Only that makes no sense. Obstruction is the area more dependent on Trump’s intentions, and it seems highly likely that this is an area where Mueller would want one of his team to talk to Trump face to face. Trump’s feelings about the why behind some of his actions may well not be recorded on paper, or may only exist in the testimony of other people Mueller has already questioned. Taking obstruction out of the questioning doesn’t mean that Mueller is giving Trump a waiver in that area, but not pursuing questioning on this point would seem to be leaving a big gap in the record. Trump’s team either believes that Mueller is agreeing to leave off obstruction, or is hanging onto the claim that Mueller agreed to drop this subject so they can pretend to be outraged later.
With Mueller willing to let Trump’s brainy friends do some of his homework, and the scope of things he would need to address limited to an apparently very small set of issues, this would seem to suggest that the idea of Trump actually sitting down to talk remains a possibility. But it’s a very, very unlikely possibility.
The idea that Trump “still wants to talk to Mueller” and that only Rudy and the rest of his legal team tugging full time on Trump’s leash keeps him from rushing into the special counsel’s office to have an unlimited, face-to-face shoutdown, is exactly the story they want out there. Just as the carefully shaped leaks of the letter from Mueller’s team are part of Trump’s strategy to make it seem that Mueller is whittling down the range of items under concern, Trump’s “eagerness” to talk to Mueller is a PR line that keeps getting tossed out there.

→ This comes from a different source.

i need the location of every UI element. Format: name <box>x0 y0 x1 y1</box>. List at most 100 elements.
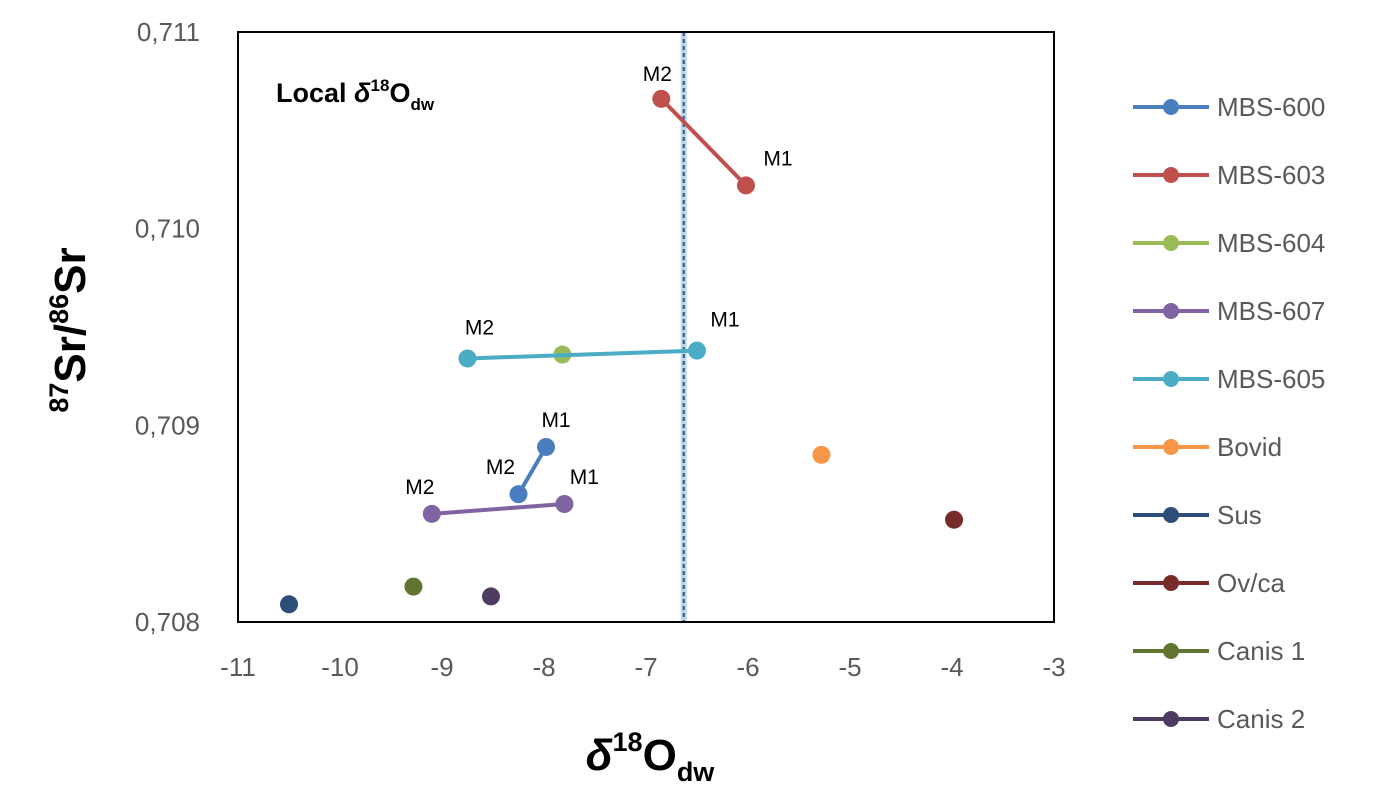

He has nothing to hide. He’d love to talk to Mueller! Except he doesn’t. Because he does. Have something to hide, that is.
One of the snippets of Bob Woodward’s soon-to-be-released book tells the story of Donald Trump sitting down to a test session with his own legal team standing in for Mueller. As soon as Trump is asked something uncomfortable, he lies. When asked about something he doesn’t know, he makes stuff up. And the whole session ends in anger, with both Trump and his lawyers rightly confirming that this is not something that’s going to happen. Donald Trump can’t get through an order at the McDonald’s drive-through without lying about his order when he gets to the window. He is never going to talk to Robert Mueller unless he feels that his strategy requires that he talk to Robert Mueller.
And it might. Giuliani has already been extremely open about the tactics that Trump intends to use going forward: Keep hammering Mueller in hopes of reducing his credibility, oust Jefferson Sessions to put the investigation into the hands of someone who can sharply limit its scope or end it altogether, then fight the release of any final report under claims of executive privilege.
Agreeing to talk to Mueller behind closed doors might be an acceptable risk, if Trump feels like he needs to put on a show of cooperation, and if that show is going to end with any result of the testimony locked in a safe under the foundations of the new Trump Tower Moscow. But the odds are it simply won’t happen. Trump’s team will continue to shoot back to Mueller conditions that no investigator or prosecuting attorney would accept. And they’ll continue to leak reports to the Times and elsewhere about all the “difficult negotiations” they’re going through, when they actually have no intention of finding a solution.